Pour soigner efficacement, la précocité d’intervention constitue souvent un facteur déterminant tant pour l’efficacité thérapeutique que pour la maîtrise des coûts. Le renoncement aux soins crée ainsi un effet domino où l’économie initiale se transforme en surcoût collectif.
Une bombe à retardement pour l’économie française
L’ampleur du phénomène questionne la soutenabilité du modèle de santé français. Sur le plan économique, le renoncement aux soins génère plusieurs effets pervers majeurs. L’aggravation des pathologies non traitées augmente mécaniquement les dépenses de santé futures, tant pour les individus que pour la collectivité.
L’impact sur la productivité économique devient significatif : des salariés en mauvaise santé non soignée développent plus d’arrêts maladie, réduisent leur performance professionnelle et peuvent basculer vers l’invalidité. L’absentéisme croissant observé dans les entreprises trouve partiellement sa source dans ce renoncement aux soins préventifs.
Sur le plan sociétal, le phénomène creuse les inégalités de santé et remet en question le principe d’égalité d’accès aux soins, pilier historique du système français. La santé devient progressivement un marqueur social, où la capacité financière détermine l’accès aux traitements. La progression de 5 points en deux ans témoigne d’une accélération préoccupante du phénomène.

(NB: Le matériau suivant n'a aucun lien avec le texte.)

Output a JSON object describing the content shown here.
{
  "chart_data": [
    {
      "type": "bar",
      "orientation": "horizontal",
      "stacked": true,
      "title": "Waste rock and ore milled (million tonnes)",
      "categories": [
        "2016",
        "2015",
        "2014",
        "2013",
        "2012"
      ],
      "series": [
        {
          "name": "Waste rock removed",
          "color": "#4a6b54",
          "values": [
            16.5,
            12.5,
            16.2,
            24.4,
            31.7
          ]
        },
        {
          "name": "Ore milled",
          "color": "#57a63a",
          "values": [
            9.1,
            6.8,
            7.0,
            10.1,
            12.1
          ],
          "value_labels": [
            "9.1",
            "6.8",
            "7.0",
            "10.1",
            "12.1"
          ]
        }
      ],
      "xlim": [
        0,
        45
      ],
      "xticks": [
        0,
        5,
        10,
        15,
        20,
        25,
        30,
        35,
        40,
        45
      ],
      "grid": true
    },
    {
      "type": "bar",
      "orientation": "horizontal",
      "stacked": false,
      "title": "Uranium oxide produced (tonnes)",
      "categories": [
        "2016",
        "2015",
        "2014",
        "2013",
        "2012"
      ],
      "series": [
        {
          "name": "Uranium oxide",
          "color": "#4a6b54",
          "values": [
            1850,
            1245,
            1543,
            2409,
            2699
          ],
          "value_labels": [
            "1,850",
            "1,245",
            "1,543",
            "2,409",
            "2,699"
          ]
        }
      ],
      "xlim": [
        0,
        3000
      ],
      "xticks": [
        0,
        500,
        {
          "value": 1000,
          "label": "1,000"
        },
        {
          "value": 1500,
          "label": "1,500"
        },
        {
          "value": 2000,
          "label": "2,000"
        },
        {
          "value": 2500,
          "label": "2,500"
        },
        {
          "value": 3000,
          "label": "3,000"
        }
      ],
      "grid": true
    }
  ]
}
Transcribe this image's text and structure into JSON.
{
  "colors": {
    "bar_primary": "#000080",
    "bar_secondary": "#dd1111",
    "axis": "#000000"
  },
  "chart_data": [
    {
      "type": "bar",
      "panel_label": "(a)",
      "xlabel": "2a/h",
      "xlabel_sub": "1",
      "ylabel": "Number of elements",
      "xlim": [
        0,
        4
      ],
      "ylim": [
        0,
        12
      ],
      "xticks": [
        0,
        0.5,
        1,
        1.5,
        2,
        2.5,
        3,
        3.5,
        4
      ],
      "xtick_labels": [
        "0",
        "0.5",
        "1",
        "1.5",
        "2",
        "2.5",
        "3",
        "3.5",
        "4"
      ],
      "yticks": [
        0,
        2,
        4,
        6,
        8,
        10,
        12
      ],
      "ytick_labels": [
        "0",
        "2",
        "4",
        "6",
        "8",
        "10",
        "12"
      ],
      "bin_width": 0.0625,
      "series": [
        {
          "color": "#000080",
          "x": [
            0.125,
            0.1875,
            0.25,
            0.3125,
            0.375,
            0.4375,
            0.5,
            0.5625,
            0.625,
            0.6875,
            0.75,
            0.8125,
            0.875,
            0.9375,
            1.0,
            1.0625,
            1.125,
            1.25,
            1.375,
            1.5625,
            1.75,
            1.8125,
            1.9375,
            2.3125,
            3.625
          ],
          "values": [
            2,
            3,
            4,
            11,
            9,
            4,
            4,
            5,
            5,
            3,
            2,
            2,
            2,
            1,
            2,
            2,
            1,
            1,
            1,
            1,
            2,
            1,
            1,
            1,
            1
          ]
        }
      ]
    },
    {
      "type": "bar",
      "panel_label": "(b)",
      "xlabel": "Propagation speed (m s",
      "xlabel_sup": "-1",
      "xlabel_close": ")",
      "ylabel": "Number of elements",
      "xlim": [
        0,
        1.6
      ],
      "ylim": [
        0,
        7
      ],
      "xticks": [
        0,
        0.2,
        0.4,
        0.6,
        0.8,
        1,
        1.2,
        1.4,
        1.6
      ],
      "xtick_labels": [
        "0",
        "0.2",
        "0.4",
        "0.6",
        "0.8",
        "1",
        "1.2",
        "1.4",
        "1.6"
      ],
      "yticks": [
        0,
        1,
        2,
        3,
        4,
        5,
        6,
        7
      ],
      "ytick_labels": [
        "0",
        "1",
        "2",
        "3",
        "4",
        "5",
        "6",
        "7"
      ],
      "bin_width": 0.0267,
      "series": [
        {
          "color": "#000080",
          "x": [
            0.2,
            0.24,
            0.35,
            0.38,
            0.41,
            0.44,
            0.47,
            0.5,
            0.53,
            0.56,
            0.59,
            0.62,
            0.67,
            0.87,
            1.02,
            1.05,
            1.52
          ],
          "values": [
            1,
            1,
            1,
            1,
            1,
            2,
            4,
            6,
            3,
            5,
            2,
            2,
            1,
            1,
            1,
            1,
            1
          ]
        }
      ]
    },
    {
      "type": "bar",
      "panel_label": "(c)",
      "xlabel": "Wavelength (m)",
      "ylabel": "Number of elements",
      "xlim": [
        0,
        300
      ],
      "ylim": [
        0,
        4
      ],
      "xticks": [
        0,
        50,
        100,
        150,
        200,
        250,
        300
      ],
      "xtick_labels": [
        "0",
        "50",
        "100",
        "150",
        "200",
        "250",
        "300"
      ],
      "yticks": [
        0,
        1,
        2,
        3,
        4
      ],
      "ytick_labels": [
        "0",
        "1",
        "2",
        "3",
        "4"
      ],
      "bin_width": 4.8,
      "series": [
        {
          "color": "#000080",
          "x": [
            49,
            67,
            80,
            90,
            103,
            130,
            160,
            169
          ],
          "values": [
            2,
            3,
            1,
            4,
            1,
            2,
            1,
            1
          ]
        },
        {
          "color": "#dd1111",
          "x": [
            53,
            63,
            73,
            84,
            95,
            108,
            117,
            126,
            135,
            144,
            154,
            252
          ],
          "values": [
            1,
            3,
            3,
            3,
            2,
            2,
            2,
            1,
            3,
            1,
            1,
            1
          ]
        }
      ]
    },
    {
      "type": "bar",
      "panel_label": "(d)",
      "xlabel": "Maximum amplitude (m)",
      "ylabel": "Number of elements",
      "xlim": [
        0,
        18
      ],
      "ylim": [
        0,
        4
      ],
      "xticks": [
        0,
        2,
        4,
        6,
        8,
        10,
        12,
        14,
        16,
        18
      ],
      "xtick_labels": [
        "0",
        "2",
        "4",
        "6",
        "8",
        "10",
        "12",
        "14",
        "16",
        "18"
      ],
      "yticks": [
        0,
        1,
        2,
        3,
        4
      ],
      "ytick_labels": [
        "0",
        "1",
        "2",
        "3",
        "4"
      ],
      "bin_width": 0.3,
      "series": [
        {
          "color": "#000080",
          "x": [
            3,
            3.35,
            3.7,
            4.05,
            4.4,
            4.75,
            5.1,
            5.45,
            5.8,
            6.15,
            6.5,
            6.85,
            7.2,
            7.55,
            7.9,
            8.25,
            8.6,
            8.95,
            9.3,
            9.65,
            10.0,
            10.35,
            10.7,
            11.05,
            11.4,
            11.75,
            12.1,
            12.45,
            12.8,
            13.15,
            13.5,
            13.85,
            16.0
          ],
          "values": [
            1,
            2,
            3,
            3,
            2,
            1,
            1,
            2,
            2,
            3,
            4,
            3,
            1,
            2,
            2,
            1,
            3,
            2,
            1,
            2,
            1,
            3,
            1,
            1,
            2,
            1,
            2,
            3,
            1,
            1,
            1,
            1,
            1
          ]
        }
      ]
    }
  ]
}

Les répercussions s’étendent aux générations futures : des parents qui renoncent à soigner leurs pathologies chroniques transmettent indirectement les conséquences de ces négligences à leurs enfants, tant par l’hérédité que par l’environnement familial dégradé.
Urgence sanitaire : repenser l’accessibilité financière des soins
Face à ces constats alarmants, la question de l’évolution du système de santé français devient pressante. Plusieurs pistes d’amélioration émergent du débat public, depuis le renforcement des dispositifs d’aide au paiement jusqu’à la révision des tarifs de certaines spécialités médicales.
L’enjeu central réside dans la capacité du système à maintenir son universalité tout en s’adaptant aux nouvelles réalités économiques des ménages. La théorie de l’accès universel aux soins se heurte aux contraintes budgétaires du quotidien, comme le montre également la difficulté pour les Français de vivre convenablement.
L’évolution du sondage Que Choisir, avec ses 5 points de progression en deux ans, suggère une accélération du phénomène qui nécessite des réponses structurelles rapides. Sans intervention, la France risque de voir s’installer durablement une médecine à deux vitesses où la capacité à soigner dépendra principalement du niveau de revenus, remettant en cause les fondements même de son modèle social.